Life is a series of random walks. Even if you walk the same path every day (in the literal sense), your individual steps on every walk you take are essentially random, and for the most part you aren’t even conscious of them because this is handled by muscle memory.

When I say the steps are random, what I mean is that if you could precisely measure every step you take—where your foot lands, how much force you apply with your individual muscles—the data would reveal a pattern from a statistical perspective, but each individual step would follow a normal random distribution. In fact, research on human gait variability confirms this, with studies showing that step-to-step fluctuations follow statistical patterns characteristic of complex systems.

I will confess, I spend too much time watching stock market gyrations. Most day-to-day ups and downs are random, and this has been demonstrated by numerous academics and finance professionals. The seminal work on this idea—the Random Walk Hypothesis—was first articulated by economist Burton Malkiel in his 1973 book “A Random Walk Down Wall Street.” Of course, if you pay too much attention to “the news,” you’ll start to believe there’s always a cause or reason for why stocks go up or down, but in reality, the system is too complex to make these attributions with certainty.

It’s true that over longer time horizons (months and years) you can reasonably establish causal relationships, but at the micro level (daily moves), what markets do is mostly random noise.

A random walk
Do you see a pattern? You shouldn't because it's a random walk, from Wikipedia.

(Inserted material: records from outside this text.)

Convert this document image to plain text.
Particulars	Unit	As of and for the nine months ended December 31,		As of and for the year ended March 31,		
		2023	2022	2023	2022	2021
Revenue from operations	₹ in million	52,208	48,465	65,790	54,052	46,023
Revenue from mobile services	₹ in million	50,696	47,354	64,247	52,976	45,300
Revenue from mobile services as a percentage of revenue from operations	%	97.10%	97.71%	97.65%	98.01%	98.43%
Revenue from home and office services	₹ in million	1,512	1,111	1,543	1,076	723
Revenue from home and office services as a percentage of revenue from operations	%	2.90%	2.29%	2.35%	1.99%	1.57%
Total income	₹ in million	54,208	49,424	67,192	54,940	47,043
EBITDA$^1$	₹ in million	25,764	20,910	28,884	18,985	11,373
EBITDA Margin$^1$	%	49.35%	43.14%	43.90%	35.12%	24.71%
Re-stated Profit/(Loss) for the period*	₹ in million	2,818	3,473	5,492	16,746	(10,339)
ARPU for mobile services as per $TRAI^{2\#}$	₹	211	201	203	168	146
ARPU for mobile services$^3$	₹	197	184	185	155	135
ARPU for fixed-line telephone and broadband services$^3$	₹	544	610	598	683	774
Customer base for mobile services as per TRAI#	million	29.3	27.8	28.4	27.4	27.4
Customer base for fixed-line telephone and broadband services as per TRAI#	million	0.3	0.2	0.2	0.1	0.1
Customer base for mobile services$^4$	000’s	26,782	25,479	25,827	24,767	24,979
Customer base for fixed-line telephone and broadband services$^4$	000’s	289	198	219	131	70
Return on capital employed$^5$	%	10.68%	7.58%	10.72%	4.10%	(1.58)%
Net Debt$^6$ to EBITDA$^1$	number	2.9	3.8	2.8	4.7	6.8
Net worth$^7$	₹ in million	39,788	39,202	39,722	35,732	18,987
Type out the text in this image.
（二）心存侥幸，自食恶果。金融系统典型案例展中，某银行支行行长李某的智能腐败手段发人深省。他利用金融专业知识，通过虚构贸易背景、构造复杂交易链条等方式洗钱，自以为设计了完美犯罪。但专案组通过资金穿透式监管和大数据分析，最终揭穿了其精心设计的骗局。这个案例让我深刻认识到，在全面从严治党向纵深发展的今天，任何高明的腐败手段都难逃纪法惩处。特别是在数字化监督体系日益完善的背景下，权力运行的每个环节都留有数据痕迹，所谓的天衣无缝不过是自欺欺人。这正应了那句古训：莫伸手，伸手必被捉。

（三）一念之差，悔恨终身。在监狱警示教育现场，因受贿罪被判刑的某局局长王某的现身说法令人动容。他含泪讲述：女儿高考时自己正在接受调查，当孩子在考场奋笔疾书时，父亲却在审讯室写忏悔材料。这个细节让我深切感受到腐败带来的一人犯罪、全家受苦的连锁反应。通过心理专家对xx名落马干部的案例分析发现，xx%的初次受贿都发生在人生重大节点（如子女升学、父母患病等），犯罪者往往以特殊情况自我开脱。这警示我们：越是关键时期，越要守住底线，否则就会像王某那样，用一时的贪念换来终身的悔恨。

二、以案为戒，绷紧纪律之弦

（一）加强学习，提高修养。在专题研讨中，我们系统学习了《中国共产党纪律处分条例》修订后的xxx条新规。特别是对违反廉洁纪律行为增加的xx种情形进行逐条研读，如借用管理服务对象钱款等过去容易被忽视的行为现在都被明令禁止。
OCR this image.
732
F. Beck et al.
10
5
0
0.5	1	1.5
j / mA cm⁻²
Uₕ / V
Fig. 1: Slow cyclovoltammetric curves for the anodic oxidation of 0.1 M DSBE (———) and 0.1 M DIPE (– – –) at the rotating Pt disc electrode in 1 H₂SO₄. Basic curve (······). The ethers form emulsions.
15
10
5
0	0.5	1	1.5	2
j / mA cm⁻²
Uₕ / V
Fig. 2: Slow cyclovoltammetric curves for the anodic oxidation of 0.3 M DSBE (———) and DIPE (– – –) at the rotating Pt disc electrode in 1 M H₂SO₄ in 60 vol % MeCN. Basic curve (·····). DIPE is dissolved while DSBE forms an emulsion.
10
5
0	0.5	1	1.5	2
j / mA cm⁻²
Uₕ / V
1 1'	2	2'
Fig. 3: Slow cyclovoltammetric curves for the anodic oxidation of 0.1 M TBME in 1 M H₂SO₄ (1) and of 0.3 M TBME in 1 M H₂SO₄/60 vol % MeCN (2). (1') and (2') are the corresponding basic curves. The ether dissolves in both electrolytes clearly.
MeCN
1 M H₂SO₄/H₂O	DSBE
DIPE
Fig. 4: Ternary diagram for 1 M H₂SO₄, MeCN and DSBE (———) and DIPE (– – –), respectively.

It’s helpful to remember: you don’t always need to find an explanation for everything. Humans are special in that our brains are pattern-matching algorithms on hyperdrive at all times, except perhaps while we sleep. This tendency, known as apophenia, can lead us to perceive connections and patterns where none exist, much like seeing shapes in clouds or faces in inanimate objects. It’s related to the concept used in the Rorschach test. This cognitive bias is particularly relevant when discussing random walks, as it can tempt us to find illusory trends or predictability in inherently random processes. Nassim Nicholas Taleb explores this phenomenon extensively in his book “Fooled by Randomness”, highlighting how often we mistake luck for skill, especially in fields like finance.

You should assume there’s a bit of randomness in everything. When something doesn’t happen the way you expect, or you can’t figure out why events unfolded as they did, you may have simply been fooled by randomness. Accepting this can be remarkably freeing—not everything needs an explanation, and not every pattern contains meaning.